Binary search in 2 sorted integer arrays

Question

There is a big array which consists of 2 small integer arrays written one at the end of another. Both small arrays are sorted by ascending. We have to find an element in big array as fast, as possible. My idea was to find the end of the left array by binsearch in big array and then implement 2 binsearches on small arrays. The problem is that I don't know how to find that end. If you have an idea, how to find element without finding borders of smaller arrays, you're welcome!
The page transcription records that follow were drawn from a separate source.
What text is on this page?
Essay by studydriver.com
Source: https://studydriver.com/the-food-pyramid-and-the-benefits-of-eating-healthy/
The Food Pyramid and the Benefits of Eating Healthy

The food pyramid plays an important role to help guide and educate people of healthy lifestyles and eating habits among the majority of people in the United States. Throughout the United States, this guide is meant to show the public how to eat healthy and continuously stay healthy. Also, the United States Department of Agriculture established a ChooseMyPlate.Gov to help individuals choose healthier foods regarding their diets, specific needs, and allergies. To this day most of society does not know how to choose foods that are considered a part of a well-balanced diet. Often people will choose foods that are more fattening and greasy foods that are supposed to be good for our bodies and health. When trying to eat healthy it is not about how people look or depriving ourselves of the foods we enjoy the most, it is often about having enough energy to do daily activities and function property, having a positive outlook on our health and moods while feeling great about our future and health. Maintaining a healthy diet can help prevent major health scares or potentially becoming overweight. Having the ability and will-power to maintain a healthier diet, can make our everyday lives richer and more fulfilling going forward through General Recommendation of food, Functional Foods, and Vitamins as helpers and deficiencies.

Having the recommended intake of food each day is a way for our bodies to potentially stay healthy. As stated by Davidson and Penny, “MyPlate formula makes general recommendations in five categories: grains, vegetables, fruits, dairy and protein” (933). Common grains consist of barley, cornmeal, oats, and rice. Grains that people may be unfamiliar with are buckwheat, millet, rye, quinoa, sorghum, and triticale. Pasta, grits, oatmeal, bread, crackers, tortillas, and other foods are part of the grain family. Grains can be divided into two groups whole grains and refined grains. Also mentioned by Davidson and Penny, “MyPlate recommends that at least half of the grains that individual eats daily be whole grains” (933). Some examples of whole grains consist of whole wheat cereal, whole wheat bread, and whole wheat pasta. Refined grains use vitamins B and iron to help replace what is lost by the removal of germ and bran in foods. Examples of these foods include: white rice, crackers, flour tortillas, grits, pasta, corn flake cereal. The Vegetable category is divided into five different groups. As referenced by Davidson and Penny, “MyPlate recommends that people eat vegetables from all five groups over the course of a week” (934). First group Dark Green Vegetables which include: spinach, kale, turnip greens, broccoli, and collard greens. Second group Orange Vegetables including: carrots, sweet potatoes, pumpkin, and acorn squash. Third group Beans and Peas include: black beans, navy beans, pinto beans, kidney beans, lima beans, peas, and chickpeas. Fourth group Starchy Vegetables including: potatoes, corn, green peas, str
Information about arrays: both small arrays have integer elements, both are sorted by ascending, they both can have length from 0 to any positive integer number, but there can be only one copy of an element. Here are some examples of big arrays:

1. 1 2 3 4 5 6 7 (all the elements of the second array are bigger, than the maximum of the first array)
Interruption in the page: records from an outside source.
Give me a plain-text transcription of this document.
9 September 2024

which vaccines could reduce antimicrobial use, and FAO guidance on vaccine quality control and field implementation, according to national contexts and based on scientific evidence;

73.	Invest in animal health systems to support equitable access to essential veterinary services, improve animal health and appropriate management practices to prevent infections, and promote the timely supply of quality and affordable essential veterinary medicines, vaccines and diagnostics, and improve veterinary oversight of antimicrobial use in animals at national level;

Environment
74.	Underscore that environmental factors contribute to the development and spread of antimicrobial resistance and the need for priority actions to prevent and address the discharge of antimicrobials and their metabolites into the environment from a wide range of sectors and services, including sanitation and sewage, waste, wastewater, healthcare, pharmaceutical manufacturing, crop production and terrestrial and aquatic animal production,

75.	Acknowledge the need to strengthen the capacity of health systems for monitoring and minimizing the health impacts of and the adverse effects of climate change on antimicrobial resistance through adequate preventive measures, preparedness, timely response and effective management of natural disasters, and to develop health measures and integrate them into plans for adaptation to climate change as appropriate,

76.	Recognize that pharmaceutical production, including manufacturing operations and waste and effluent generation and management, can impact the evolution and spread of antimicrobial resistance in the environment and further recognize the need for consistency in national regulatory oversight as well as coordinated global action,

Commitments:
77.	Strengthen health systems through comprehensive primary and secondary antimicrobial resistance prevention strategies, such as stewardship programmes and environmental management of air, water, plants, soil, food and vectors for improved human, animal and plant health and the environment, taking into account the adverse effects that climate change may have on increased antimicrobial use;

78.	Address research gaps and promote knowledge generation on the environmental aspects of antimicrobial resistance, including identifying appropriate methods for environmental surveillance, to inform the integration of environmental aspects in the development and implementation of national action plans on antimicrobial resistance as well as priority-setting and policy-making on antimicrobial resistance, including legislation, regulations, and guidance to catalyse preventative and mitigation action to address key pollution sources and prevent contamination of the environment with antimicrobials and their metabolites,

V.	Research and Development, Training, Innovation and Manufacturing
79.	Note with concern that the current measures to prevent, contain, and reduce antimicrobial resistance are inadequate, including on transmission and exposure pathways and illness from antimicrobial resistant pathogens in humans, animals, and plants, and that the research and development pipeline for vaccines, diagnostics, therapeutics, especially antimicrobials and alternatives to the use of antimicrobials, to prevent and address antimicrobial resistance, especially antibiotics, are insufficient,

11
2. 100 1 (both arrays have only one element)

3. 1 3 5 2 4 6 or 2 4 6 1 3 5 (most common situations)

Answer 1

This problem is impossible to solve in guaranteed time complexity faster than O(n) and not possible to solve at all for certain arrays. Binary search runs in O(log n) for a sorted array, but the big array is not guaranteed to be sorted and will in the worst-case require one or more comparisions per element, which is O(n). The best guaranteed time complexity is O(n) with the trivial algorithm: compare every item with its neighbour until you find the "turning point" with A[i] > A[i+1]. However, if you use a breadth-first search, you may get lucky and find the "turning point" early.

Proof that the problem is unsolvable for some arrays: let the array M = [A B] be our big array. To find the point where the arrays meet we're looking for an index i where M[i] > M[i+1]. Now let A=[1 2 3] and B=[4 5]. There is no index in the array M for which the condition holds true, thus the problem is unsolvable for some arrays.

Informal proof for the former: let M=[A B] and A=[1..x] and B=[(x+1)..y] be two sorted arrays. Then swap the positions of element x and y in M. We have no way of finding the index of x without (in the worst case) checking every index, thus the problem is O(n).

Binary search relies on being able to eliminate half the solution space with each comparision, but in this case we cannot eliminate anything from the array and so we cannot do better than a linear search.

(From a practical standpoint, you should never do this in a program. The two arrays should be separate. If this isn't possible, append the length of either array to the bigger array.)

Edit: changed my answer after question was updated. It's possible to do it faster than linear time for some arrays, but not all possible arrays. Here's my idea for an algorithm using breadth-first search:

Start with the interval [0..n-1] where n is the length of the big array.
Make a list of intervals and put the starting interval in it.
For each interval in the list:
    if the interval is only two elements and the first element is greater than the last
        we found the turning point, return it
    else if the interval is two elements or less
        remove it from the list
    else if the first element of the interval is greater than the last
        turning point is in this interval
        clear the list
        split this interval in two equal parts and add them to the list
    else
        split this interval in two equal parts and replace this interval in the list with the two parts

I think a breadth-first approach will increase the odds of finding an interval where A[first] > A[last] early. Note that this approach will not work if the turning point is between two intervals, but it's something to get you started. I would test this myself, but unfortunately I don't have the time now.